ImageID becomes .Image, carrying the referenced block's MediaURL, AltText, and the rest. It is one level, Published-only, batch-loaded. It is also a small preview of T06 (content relations): a reference between two items, resolved by the system rather than copied by hand.

An agent creates the page type and builds it

This is the part that changes what Smeldr is for. Twelve generic MCP tools ship in smeldr.dev/mcp v1.14.0 via mcp.WithBlocks():

  • Lifecycle (Author role): create_node, update_node, get_node, list_nodes,

publish_node, archive_node.

  • Composition (Editor role): add_section, reorder_sections, remove_section,

add_item, reorder_items, remove_item.

An agent builds a landing page entirely through the protocol — no developer involved:

1. create_node with type_name: "hero" and the hero's fields, then publish_node. 2. create_node for each feature block, publish each. 3. add_section to append each block to the page in order. 4. reorder_sections if the layout should change.

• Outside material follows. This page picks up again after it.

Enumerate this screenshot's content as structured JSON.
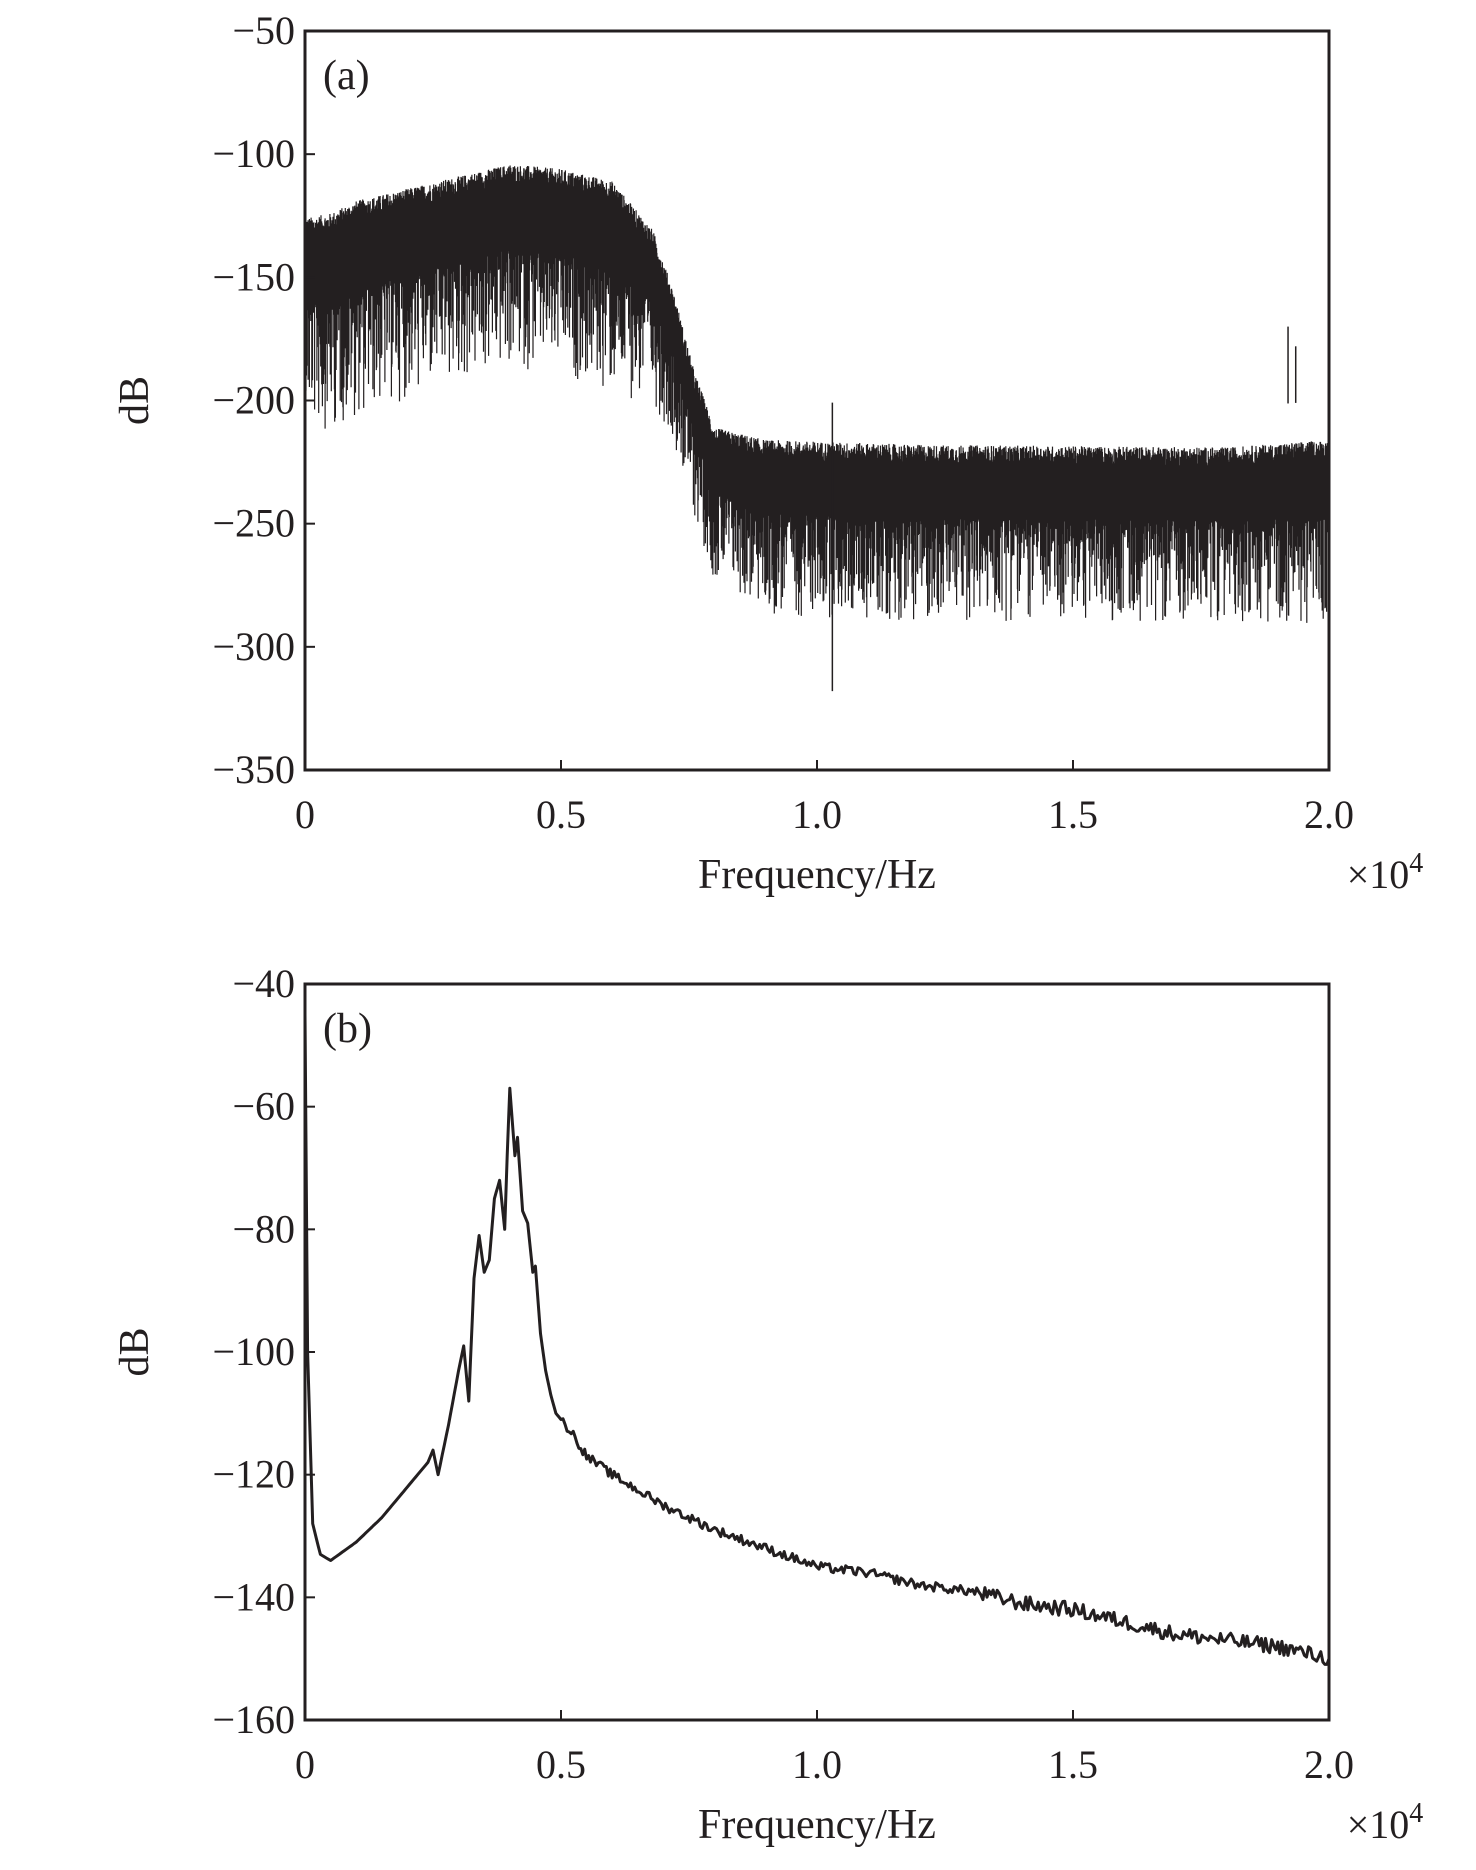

The page type — "landing-page" — does not exist anywhere in the Go code. The agent defined it at runtime by naming it and building the template. No code was written, nothing was redeployed, and every step is an ordinary, audited content operation. smeldr-cli mirrors the same surface (block node ..., block section ...) for the human fallback.

Why this is the interesting release

Most CMSs let an AI fill fields in a page a developer designed. The block system lets the agent design the page: define the type, choose the blocks, order them, reference one from another, publish the result — all as data the system understands and can render safely. That is the difference between a CMS with an AI bolted on and a content backend built for an agent to operate. The block system is the first feature where that loop runs end to end.